Found through Groschi’s tireless searching, part of a four piece mix that will work perfectly as an antidote to all the Christmas playlists you will likely subjected to.

TRACK | Busted Head Racket – Wouldn’t you like 2 Know

5/5 golden merles

Bedroom lo-fi synth pop from Australia, the release from Idiotape Records (Paris) contains two ounces worth of delightful and difficult to kill earworms. The refinement is pronounced and very much appreciated: layers phasing and melodies shifting in precise sequence, the variance in lyric keeping us sated in the recurrent loops.

There’s great detailing in the margins, like the delicate death rattle production on the vocal lanes or the tinny-washed out drums that splash late on in the dying embers. It has great density to it but the appearance of pure candy and handles like a cartoon mallet: swiftly, against the odds, pleasantly gruesome.

The track features the dogged honing of hooks as previously manifested by so many of our senescent idols, by that I mean maybe it has some golden era le tigre feelings about it, maybe a touch of Metric, or of times new viking; things I like and you likely liked too.

The cost is €2 on the bandcamp for the files or €5 for the tape before shipping. See what you can do.

TRACK | vivi milne – In 2

5/5 golden merles

Solstice is bedroom/lo-fi folk that is elaborately cut together, pulling at interpersonal strands and cogently tracing them back into their universal underpinnings. It follows closely on the heels after 2020’s also great Double Headed Deer and is akin to that cloth. “In 2” is a good representation of the style and substance of that storytelling, demarcating the unease in the daring, fractured totality.

The vocal tracks heavy leftward arc feels present in the room, the thoughtful melodies are at all times in a state of serenely careening. It feels like a personal but not indulgent document, a good, individual archive of the era and that is rare and valuable. “There are certain memories that remain inviolate to the ravages of time,” fortunately.

Sometimes songwriters use both style and text and it is a great relief. Maybe you think this is the default, but I tell you it is not. At least not to the extent by which both are refined or cataloged. It’s a lot less poised to perish than anything else you’ve been sold this month, musically or otherwise. $7 on the bandcamp for the set.

TRACK | Dumb Idea – Piece By Piece

5/5 golden merles

The Freakin’ Split is two great sets of Hattiesburg, Mississippi, hardcore/punk in which each track burns brightly if briefly into existence. The cast amends and shuffles midway throughout but everything seems to share a common vision. Of course I latch onto maybe the most accessible segment and gesture toward the proverbial pasture: “Piece by Piece,” the rampant closer in which late on the tempo shifts and hints at what is to come, some further prospects of recourse to take when navigating a culture that is combusting all around us.

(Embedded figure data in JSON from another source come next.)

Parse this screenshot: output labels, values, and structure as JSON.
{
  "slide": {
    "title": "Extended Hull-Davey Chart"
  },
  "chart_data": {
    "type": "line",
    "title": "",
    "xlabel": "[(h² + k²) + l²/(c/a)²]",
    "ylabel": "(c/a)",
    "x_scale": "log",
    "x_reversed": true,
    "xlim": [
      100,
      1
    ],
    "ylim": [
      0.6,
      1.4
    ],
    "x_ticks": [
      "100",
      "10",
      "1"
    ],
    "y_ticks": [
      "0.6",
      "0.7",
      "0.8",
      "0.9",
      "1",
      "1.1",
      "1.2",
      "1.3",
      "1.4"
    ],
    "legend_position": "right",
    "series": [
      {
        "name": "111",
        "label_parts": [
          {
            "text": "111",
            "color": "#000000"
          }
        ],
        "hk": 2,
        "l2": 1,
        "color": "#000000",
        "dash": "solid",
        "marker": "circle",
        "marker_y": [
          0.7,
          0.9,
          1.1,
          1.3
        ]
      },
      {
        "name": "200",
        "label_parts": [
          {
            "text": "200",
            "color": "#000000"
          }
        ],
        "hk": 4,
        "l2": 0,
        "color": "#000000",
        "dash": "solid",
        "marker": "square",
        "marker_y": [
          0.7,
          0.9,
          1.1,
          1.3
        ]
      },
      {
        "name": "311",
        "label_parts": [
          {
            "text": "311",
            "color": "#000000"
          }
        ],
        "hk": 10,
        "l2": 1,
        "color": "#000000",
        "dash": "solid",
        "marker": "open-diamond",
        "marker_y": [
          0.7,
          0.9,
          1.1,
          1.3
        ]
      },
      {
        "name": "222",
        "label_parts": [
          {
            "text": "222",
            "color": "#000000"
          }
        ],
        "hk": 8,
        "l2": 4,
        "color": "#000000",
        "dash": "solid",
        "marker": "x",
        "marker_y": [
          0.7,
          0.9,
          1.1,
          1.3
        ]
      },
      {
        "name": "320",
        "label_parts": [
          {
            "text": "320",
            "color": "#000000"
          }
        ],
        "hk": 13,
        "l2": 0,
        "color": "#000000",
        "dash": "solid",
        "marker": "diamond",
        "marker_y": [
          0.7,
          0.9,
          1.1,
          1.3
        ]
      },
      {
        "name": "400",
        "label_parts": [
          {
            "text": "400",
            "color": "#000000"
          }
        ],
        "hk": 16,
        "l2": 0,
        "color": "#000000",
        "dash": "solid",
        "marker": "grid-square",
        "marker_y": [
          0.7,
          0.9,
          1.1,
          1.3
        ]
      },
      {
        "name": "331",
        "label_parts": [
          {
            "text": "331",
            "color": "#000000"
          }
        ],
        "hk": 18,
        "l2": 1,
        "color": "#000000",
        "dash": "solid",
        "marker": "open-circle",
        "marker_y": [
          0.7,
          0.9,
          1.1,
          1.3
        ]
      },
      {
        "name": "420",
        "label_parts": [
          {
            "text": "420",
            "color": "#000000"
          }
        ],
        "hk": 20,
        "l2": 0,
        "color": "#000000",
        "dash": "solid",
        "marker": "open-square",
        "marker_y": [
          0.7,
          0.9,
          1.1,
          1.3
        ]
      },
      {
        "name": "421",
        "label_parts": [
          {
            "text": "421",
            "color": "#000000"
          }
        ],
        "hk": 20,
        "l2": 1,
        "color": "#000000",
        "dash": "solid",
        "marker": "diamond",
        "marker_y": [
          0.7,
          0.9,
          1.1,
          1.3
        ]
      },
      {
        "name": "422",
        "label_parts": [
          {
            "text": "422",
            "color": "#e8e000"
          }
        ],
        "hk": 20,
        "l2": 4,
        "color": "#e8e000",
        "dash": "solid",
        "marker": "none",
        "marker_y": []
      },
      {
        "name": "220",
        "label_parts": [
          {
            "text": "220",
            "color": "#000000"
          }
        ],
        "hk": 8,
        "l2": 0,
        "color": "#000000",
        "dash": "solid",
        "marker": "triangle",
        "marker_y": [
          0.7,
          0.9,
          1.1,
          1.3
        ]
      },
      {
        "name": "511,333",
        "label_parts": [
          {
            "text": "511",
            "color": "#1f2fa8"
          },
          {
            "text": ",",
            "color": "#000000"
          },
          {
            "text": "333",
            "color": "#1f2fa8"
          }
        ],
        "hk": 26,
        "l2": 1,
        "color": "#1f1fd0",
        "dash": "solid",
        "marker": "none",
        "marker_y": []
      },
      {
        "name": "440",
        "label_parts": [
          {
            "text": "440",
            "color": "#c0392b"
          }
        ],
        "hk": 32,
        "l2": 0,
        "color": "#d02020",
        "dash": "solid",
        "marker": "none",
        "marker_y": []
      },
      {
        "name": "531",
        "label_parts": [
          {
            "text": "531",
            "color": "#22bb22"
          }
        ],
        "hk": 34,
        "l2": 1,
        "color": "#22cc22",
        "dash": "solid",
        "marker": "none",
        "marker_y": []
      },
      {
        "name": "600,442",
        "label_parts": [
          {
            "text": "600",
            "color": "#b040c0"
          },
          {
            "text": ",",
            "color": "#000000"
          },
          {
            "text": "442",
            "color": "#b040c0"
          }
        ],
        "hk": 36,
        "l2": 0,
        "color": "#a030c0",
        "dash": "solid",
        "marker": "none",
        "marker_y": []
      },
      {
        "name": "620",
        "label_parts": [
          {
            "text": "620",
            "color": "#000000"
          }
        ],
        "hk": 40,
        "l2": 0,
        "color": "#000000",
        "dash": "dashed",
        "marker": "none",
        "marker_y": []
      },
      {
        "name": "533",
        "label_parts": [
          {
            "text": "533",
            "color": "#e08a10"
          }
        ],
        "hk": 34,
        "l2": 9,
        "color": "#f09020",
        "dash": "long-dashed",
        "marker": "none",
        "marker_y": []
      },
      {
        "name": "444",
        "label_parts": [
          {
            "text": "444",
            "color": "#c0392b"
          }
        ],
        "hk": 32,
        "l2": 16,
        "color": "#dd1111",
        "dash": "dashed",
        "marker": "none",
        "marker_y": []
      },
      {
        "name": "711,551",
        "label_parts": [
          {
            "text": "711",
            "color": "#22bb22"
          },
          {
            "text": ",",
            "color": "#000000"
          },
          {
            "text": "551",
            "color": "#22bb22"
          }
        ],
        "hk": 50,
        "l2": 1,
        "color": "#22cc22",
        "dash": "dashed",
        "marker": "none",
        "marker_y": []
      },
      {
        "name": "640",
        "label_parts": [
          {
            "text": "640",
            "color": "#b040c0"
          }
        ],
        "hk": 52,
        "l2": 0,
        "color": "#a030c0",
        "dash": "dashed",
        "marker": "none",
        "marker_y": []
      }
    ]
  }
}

If you’re feeling some resonance with it after 10 seconds, the whole set comes as a great relief. I may prefer Side A overall, but this is my favorite individual track. All across the runtime the form and function operate on the terms of the genre, but bigger, distinctly so, starkly within their own individuated/inventive modes of conduct, if you’re familiar enough to appreciate the terms. There’s tons of capable nuance in the alternating, impaled drum and octave scaling guitar; every modestly elongated track is rich in careful detail that is then smashed in celebration right in front of you.

If that is your idea of fun then probably you should buy the digital album from Earth Girl Tapes, name your price on the bandcamp.